Lending at higher LTVs could represent excellent business when applied responsibly. Notwith-standing fraud, the greatest risks in short-term lending are surveyor negligence, default charges eroding equity and actual value realised in the event of enforcing security. Depending on the asset, surveyors could be permitted between 5 per cent to 15 per cent tolerances. Usually, lower margins of error are applied to “standard” residential property; higher for one-off property or where the security has exceptional features. If a loan requires security to be enforced, then a number of disposal options exist. But it is likely the marketing period prior to disposal will be between 90 and 180 days, hence many bridging lenders to either lend or be strongly influenced by these valuation assumptions prior to granting a facility.
A 180-day value can be between 5 to 15 per cent lower than open market value and 90-day as much as 10 per cent to 25 per cent.
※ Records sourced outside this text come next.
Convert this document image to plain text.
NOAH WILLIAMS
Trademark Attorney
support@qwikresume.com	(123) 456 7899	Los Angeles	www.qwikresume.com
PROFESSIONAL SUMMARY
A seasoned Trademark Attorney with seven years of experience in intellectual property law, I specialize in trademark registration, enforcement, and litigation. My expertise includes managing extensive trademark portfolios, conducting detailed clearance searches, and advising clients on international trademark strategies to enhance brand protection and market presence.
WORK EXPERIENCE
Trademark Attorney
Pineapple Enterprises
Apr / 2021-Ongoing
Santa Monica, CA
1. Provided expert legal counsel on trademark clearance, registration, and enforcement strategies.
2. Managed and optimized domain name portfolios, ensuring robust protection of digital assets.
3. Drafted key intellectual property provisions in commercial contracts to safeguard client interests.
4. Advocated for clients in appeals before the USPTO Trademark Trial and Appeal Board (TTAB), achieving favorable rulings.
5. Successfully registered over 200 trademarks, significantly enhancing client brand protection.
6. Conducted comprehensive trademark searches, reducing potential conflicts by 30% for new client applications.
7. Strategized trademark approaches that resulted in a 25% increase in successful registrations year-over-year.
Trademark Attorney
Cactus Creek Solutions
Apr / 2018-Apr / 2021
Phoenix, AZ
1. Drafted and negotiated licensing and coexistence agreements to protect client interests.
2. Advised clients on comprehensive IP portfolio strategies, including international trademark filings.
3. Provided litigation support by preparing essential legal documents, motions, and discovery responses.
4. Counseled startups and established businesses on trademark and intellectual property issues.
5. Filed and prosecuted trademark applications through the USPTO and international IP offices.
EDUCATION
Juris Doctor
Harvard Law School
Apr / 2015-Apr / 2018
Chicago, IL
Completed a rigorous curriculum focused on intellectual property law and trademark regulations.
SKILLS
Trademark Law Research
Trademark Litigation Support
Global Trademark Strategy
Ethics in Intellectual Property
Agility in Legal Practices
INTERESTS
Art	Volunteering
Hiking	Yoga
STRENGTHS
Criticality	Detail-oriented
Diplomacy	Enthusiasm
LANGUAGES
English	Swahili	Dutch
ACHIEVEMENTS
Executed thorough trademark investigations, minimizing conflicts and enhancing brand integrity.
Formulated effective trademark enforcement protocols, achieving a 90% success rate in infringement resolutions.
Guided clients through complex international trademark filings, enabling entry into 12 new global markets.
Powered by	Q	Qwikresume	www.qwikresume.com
With this in mind, it becomes quite apparent the potential risk for capital loss at higher LTVs. This is without the underlying risk of negative price inflation.
It is of paramount importance to ensure recommendations regarding debt quantum are suitable, especially when higher LTV borrowing is achieved at a considerably higher cost. From moving to 80 per cent LTV from 70 or 75 per cent means higher pricing is applied across the whole facility, not just an extra 5 or 10 per cent. Analysing the real cost of this capital can be quite shocking and it is important to advise clients of this fact and ensure cheaper forms of borrowing are not available.